Niente meno che un fiero sostenitore dei diritti degli artisti come David Byrne ha recentemente dichiarato che i musicisti sono imprenditori. Byrne ha anche detto che la cooperazione e la trasparenza sono le chiavi per un sistema migliore e ha notato come persone provenienti da qualunque ambiente del music business stiano lavorando tenendo bene a mente questi principi. E fino a un certo punto, ciò potrebbe anche funzionare: un recente articolo pubblicato dal New York Times sostiene che, in base al reddito e alle statistiche riguardanti l’occupazione, i musicisti stanno finanziariamente meglio nell’era del post-Napster, soprattutto grazie a un incasso nettamente più elevato per quanto riguarda i live (qualcosa che i servizi streaming potrebbero aumentare ulteriormente). Ma esistono anche trappole per le band che si aspettano di comportarsi come piccole aziende focalizzate sull’ottimizzazione economica. Ciò non cambia il fatto che esse dipendano comunque da compagnie più grosse in cerca di profitto, che hanno invero poche ragioni di aiutare gli artisti più del minimo necessario, di cambiare veramente le cose. Ciò conferma d’altra parte la gerarchia in cui un pugno di potenti corporazioni possono controllare la distribuzione e l’utenza, praticamente il modo in cui l’industria musicale ha sempre operato.

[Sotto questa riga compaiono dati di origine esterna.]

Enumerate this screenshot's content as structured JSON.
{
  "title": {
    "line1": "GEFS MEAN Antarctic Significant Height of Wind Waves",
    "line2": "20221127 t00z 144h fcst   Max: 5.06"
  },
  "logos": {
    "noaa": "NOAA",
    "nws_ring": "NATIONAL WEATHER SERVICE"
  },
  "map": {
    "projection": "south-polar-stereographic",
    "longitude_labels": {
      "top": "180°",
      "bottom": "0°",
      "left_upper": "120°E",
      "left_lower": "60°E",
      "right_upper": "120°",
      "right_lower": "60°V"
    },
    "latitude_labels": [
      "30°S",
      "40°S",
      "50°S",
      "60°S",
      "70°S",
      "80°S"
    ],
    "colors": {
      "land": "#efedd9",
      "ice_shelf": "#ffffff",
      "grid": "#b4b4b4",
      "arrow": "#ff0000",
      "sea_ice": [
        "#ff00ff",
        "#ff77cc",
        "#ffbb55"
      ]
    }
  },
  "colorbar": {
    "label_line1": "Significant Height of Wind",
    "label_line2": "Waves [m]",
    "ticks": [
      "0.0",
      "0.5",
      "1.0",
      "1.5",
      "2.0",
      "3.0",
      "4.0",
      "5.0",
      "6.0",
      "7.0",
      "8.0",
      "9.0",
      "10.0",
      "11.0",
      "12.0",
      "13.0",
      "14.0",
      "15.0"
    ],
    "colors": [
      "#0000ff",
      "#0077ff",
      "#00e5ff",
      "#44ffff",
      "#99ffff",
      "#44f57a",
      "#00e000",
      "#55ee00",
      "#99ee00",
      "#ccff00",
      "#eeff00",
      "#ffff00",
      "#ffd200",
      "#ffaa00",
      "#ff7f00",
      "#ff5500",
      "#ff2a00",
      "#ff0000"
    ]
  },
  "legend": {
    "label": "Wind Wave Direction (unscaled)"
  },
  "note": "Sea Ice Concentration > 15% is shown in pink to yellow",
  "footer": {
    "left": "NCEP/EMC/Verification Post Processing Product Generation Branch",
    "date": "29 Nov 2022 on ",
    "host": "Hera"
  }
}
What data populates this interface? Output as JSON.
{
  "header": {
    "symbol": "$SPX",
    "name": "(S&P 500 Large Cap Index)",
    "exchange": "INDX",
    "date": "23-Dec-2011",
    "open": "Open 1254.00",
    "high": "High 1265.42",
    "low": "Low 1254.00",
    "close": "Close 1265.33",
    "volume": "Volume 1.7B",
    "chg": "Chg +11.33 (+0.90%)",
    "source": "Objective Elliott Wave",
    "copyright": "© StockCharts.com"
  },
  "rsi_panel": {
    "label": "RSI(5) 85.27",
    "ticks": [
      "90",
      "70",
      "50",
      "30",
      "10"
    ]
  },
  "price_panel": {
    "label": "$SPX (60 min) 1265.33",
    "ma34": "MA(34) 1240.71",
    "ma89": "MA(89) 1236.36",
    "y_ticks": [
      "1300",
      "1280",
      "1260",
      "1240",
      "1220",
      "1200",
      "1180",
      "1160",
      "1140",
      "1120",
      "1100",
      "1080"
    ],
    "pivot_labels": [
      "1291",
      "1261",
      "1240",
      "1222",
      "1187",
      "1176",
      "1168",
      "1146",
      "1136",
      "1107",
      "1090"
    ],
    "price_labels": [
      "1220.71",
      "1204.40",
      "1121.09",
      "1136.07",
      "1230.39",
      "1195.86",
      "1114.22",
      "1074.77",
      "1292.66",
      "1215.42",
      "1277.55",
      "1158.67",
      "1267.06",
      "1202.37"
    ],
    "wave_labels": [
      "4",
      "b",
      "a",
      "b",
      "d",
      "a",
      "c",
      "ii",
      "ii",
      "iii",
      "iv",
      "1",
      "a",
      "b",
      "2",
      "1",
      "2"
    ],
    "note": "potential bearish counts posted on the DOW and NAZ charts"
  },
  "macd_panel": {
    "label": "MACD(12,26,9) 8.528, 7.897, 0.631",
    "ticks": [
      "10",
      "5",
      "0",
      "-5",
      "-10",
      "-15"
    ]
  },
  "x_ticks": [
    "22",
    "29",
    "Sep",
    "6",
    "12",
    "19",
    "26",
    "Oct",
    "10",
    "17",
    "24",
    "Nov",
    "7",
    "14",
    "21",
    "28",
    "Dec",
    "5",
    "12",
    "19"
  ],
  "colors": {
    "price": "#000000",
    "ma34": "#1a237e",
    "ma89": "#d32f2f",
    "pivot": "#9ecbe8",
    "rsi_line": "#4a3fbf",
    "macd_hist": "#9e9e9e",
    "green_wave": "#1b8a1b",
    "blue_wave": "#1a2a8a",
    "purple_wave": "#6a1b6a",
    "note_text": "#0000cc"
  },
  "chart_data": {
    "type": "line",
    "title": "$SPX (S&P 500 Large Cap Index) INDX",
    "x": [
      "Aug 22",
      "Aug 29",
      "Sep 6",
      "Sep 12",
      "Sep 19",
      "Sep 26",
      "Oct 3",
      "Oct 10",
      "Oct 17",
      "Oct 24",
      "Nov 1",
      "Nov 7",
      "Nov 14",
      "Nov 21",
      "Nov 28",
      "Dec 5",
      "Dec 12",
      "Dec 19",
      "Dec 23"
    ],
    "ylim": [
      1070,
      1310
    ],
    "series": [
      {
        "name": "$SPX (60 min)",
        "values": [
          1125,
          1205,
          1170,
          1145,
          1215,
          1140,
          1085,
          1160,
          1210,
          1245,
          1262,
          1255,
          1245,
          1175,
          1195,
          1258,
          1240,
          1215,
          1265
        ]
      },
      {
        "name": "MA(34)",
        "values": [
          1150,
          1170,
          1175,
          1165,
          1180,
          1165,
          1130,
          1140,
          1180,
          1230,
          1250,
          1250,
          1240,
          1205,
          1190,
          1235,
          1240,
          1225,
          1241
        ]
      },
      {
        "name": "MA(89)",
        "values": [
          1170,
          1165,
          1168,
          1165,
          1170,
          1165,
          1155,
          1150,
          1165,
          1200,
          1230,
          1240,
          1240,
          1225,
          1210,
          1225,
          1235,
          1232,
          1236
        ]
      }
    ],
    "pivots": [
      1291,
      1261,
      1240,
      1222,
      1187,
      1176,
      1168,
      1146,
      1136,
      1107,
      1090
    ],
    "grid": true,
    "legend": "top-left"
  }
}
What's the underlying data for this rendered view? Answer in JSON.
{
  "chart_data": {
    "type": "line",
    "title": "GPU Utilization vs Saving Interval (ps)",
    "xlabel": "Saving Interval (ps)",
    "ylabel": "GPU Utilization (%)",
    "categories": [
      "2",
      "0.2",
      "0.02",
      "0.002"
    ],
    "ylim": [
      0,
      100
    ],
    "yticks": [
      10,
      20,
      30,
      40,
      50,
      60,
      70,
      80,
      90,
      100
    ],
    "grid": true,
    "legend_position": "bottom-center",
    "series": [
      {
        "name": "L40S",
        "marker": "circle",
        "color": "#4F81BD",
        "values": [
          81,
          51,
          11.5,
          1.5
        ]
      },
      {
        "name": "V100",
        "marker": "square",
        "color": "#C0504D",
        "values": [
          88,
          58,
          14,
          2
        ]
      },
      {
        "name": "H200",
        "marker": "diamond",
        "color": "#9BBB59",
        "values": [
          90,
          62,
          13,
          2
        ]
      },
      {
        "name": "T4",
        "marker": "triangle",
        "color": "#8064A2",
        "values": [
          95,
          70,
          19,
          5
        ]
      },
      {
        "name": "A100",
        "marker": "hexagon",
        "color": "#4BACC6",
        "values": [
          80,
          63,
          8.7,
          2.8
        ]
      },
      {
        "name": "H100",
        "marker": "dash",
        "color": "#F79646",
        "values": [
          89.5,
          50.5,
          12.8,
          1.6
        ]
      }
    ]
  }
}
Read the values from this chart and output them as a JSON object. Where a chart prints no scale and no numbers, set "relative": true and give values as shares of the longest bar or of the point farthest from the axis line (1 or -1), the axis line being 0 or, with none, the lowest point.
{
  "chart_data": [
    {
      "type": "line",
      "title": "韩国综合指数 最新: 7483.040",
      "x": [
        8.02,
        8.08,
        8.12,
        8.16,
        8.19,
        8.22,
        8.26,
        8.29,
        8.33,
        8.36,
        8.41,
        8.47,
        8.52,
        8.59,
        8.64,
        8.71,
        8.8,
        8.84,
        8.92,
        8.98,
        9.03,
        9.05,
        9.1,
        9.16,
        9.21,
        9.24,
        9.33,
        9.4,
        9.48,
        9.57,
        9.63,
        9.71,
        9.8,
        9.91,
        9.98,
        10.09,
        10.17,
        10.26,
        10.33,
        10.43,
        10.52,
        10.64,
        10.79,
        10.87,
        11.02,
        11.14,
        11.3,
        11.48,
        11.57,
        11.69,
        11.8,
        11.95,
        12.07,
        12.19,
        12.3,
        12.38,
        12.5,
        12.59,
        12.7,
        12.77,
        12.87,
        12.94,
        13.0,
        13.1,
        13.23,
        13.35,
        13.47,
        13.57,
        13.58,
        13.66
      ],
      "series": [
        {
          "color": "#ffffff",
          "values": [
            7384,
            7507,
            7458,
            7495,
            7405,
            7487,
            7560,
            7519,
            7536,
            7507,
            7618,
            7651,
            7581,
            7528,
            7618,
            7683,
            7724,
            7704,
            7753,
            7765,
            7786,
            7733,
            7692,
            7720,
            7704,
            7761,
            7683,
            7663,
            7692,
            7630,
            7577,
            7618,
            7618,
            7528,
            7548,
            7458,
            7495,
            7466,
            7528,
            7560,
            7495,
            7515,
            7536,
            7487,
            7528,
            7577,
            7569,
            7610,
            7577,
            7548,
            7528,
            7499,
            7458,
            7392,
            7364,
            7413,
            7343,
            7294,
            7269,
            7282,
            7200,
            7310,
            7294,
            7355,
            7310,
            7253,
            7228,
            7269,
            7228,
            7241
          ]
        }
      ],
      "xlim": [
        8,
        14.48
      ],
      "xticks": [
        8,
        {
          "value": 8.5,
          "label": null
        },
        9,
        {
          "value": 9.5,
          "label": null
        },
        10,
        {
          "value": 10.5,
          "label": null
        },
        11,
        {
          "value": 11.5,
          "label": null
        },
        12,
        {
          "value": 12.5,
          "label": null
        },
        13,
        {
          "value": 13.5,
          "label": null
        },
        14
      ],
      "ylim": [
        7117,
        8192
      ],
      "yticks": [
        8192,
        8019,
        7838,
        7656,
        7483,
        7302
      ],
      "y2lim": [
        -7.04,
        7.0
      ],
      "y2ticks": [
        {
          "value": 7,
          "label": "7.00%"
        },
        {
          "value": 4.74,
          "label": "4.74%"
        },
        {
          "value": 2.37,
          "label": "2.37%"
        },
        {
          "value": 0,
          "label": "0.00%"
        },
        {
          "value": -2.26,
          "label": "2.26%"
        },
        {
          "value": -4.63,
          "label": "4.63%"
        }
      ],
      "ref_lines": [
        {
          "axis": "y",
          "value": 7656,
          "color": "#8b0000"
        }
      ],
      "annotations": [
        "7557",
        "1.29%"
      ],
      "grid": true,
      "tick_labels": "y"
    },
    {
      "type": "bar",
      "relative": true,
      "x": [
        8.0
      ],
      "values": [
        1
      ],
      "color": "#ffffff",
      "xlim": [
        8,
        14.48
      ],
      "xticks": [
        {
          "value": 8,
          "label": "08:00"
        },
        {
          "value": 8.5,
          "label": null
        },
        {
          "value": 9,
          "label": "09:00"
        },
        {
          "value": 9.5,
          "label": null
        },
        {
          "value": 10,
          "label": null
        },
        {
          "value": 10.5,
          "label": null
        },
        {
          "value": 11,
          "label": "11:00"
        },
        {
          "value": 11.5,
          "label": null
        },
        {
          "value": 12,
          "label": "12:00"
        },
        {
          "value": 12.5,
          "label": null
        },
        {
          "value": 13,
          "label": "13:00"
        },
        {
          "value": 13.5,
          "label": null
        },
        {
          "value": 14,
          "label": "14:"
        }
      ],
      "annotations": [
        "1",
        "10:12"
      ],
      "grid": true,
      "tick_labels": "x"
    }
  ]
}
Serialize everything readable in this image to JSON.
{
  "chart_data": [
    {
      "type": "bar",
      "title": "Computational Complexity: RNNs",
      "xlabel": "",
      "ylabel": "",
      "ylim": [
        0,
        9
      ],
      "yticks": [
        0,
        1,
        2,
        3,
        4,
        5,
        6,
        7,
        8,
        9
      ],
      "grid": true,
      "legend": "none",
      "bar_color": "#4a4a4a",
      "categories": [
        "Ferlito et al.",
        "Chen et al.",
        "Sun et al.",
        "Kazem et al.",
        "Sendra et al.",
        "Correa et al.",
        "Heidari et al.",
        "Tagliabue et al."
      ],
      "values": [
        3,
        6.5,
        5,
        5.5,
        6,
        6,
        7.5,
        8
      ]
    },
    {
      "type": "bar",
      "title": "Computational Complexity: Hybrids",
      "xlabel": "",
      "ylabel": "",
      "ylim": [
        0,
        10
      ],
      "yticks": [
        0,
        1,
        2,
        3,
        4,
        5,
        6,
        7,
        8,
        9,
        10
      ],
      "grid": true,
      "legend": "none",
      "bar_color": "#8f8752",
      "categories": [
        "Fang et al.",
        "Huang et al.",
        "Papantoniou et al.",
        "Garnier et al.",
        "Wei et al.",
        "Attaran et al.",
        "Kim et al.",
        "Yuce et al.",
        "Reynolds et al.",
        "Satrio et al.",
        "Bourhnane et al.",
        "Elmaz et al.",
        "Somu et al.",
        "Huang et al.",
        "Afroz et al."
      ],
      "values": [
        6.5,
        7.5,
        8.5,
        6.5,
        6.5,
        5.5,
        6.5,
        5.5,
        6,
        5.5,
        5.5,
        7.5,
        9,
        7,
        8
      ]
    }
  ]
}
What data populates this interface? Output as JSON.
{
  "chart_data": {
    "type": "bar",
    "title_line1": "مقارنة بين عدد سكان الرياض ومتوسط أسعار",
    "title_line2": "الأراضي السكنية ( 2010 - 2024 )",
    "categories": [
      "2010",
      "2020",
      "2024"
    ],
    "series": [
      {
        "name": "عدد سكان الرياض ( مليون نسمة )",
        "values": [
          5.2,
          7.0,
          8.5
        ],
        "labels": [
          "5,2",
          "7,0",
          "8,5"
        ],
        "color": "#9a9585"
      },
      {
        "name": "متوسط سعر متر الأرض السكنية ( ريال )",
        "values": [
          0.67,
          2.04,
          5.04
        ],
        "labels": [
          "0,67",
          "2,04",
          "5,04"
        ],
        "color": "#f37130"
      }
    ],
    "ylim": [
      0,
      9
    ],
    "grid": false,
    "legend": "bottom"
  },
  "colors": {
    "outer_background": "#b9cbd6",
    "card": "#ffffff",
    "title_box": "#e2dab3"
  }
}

E se, da artista, sei in grado di trascendere tale gerarchia, il risultato è Tidal. Ma così facendo rimani comunque all’interno del sistema.

A questo punto, i dati possono essere usati come una distrazione. Possono fare sembrare più varie e grandi le opportunità offerte, quando in realtà sono solo leggermente meno ristrette di prima. Adottare gli analytics è una scelta, ma una compagnia che costringe gli artisti ad adottarli come una fonte di reddito economicamente significativa, automaticamente la nega. E gli analytics non risolveranno le lacune del sistema—la mancanza di trasparenza, le gerarchie consolidate, le radicate discordie—che hanno creato problemi per anni. Potrebbero essere parte di un nuovo modello di industria musicale, che metta meno enfasi sulla compravendita di artisti e sulle pratiche di business e più sulla trasformazioni dei flussi di informazione in flussi di denaro. Questo è il grande obiettivo che si prefiggono oggi le compagnie di streaming, e sostengono che ci sono molto vicine. E chi lo sa? Magari in venticinque anni saremo qui a parlare del momento in cui il Dylan della nostra generazione sarà prima di tutto uno stratega.

L’ideale a lungo assunto è che ci dovrebbe essere una separazione tra il perseguimento dell’arte e il perseguimento del guadagno commerciale. Ma gli artisti vogliono essere pagati per la loro arte, e i servizi di streaming vogliono che gli artisti adottino le pratiche commerciali. Negoziare questi obiettivi apparentemente in contrasto dipenderà dalla conquista di un numero sempre maggiore di subscribers, dal patteggiare compromessi significativi fra le molte parti in gioco, e dall’essere realistici a proposito di quanto i dati dicono. E questo se le cose vanno come previsto; gli ascoltatori potrebbero anche decidere, da questo momento in poi, di volere ascoltare solo musica dal vivo e mandare a puttane l’intero progetto per tutti quanti.